LB - "I have just had a nice rest really, spending time with my family and trying other sports that I'm interested in. I have had a nice year out. I still feel I can do a job for someone and, while I still feel like that, I won't retire. If nothing comes this year, then that will tell me that nothing is going to happen. I did have a couple of clubs interested in me last year, but it just didn't feel right to go and do that, so I'll see what options I have this year and go from there."
You had two spells with West Ham. You were relegated at the end of an injury-affected six-month stay in 2003, but enjoyed more success during your second time here between 2006 and 2009. How do you remember your spells with the Hammers?
LB - "I have fond memories of my time with West Ham. Obviously, the first time around I came to the club injured and they knew I was injured, but I couldn't really help. That was the only reason why I came [to help]. I could have gone somewhere else, but I followed my heart and I tried but I just couldn't do it with my dodgy ankle that I had. The second time round was all right. I was here for three years and I enjoyed it. I scored a few goals and it was something I always wanted to do as a kid. It's my club and I can say I have played and scored for the club that I love."
During your second spell, you played in a talented midfield containing the likes of Mark Noble, Matty Etherington, Yossi Benayoun and Nobby Solano. That must have been enjoyable to be part of?
LB - "It was good, yes. By the end, there were quite a few players who had come from Newcastle like I did, so there were some good players to go alongside those who were already here. We had Carlos Tevez and Javier Mascherano, so we had some good players and some good times."
You hit the heights of the top of the Premier League and UEFA Champions League semi-finals with Leeds United and had success with Newcastle United. Although we didn't hit the same heights at West Ham, presumably the 2006/07 'Great Escape' was a fantastic time to be at a club?
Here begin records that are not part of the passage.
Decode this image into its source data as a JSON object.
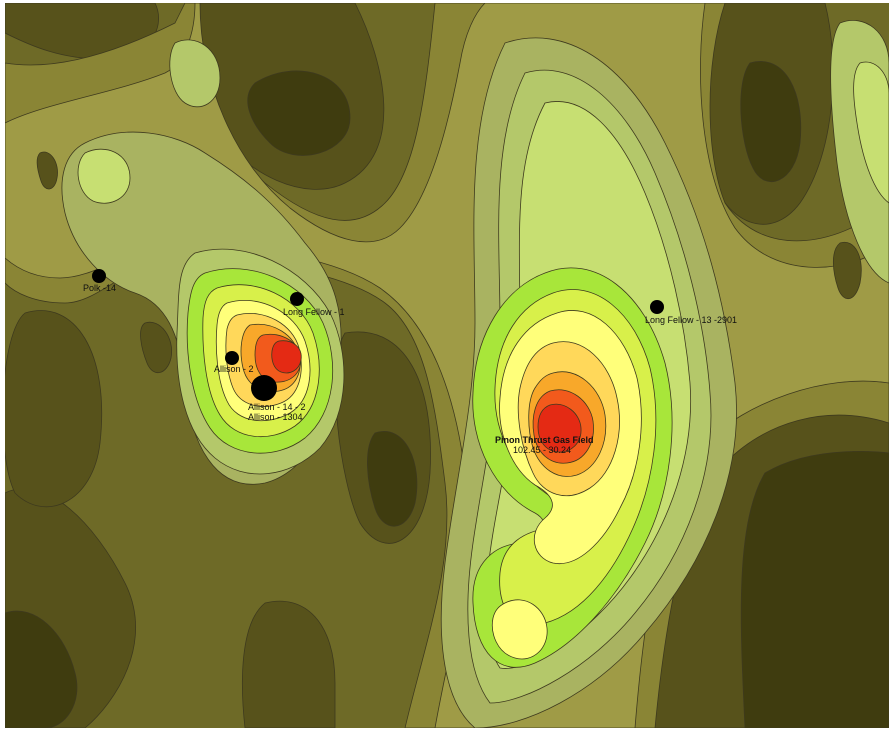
{
  "map": {
    "type": "filled-contour",
    "palette": {
      "darkest": "#3f3c0f",
      "dark": "#57521b",
      "olive": "#6e6a27",
      "olive_mid": "#8a8535",
      "olive_light": "#9f9b46",
      "sage": "#a9b361",
      "pale_green": "#b4c86a",
      "light_green": "#c7df72",
      "lime": "#a8e63a",
      "yellow_green": "#d8f04a",
      "yellow": "#ffff7a",
      "light_orange": "#ffd85a",
      "orange": "#f8a82a",
      "red_orange": "#f25a1c",
      "red": "#e42a14",
      "contour_line": "#3e3a1e",
      "marker": "#000000"
    },
    "wells": [
      {
        "id": "polk",
        "label": "Polk -14"
      },
      {
        "id": "longfellow1",
        "label": "Long Fellow - 1"
      },
      {
        "id": "allison2",
        "label": "Allison - 2"
      },
      {
        "id": "allison14",
        "label": "Allison - 14 - 2"
      },
      {
        "id": "allison1304",
        "label": "Allison - 1304"
      },
      {
        "id": "longfellow13",
        "label": "Long Fellow - 13 -2901"
      }
    ],
    "field": {
      "label": "Pinon Thrust Gas Field",
      "coords": "102.45 - 30.24"
    }
  }
}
LB - "Yes it was, because everybody had written us off. Obviously, Tevez turned it on towards the end of the season and thankfully we stayed up that year. It was like winning something to have been written off like we were and then end up staying up."
The alarm bells didn't ring as loudly for West Ham in 2012/13, when the team comfortably steered clear of the relegation battle. What did you make of the present-day Hammers?
LB - "I thought we did well. Like I said in a Programme interview I did towards the end of the season, as long as Sam [Allardyce] is here then we won't get relegated. He knows this league inside out and, whatever side he has had, [he has thrived], even at Bolton. This squad is a lot stronger than the one he had in his Bolton days. Hopefully Andy Carroll might be coming, so if that comes off it will be a great bit of business. I think the Club is stable now and the owners have come in and done a good job there too."
Looking forward, the Club will move to the Olympic Stadium in Stratford in 2016. As a lifelong supporter, what are your thoughts on the matter?
LB - "I can understand what some fans are saying because the tradition is at the Boleyn Ground and it is an intimidating place to come and play as an away player. It's never nice! With being at the Olympic Stadium, it will be a completely different atmosphere but hopefully it will work for us. I think the crowd will get behind the team and we'll go from there. It's going to change, but maybe it is time to move. Clubs do move grounds. Manchester City have gone into a bigger ground and they're filling it. Financially, it's good for the Club in that way. The more fans you there, the more noise they make and the more intimidating it is for the other team. It also spurs you on as a home player. At Leeds, the European nights we had were magical and the crowd made a difference. Hopefully, it'll work the same here."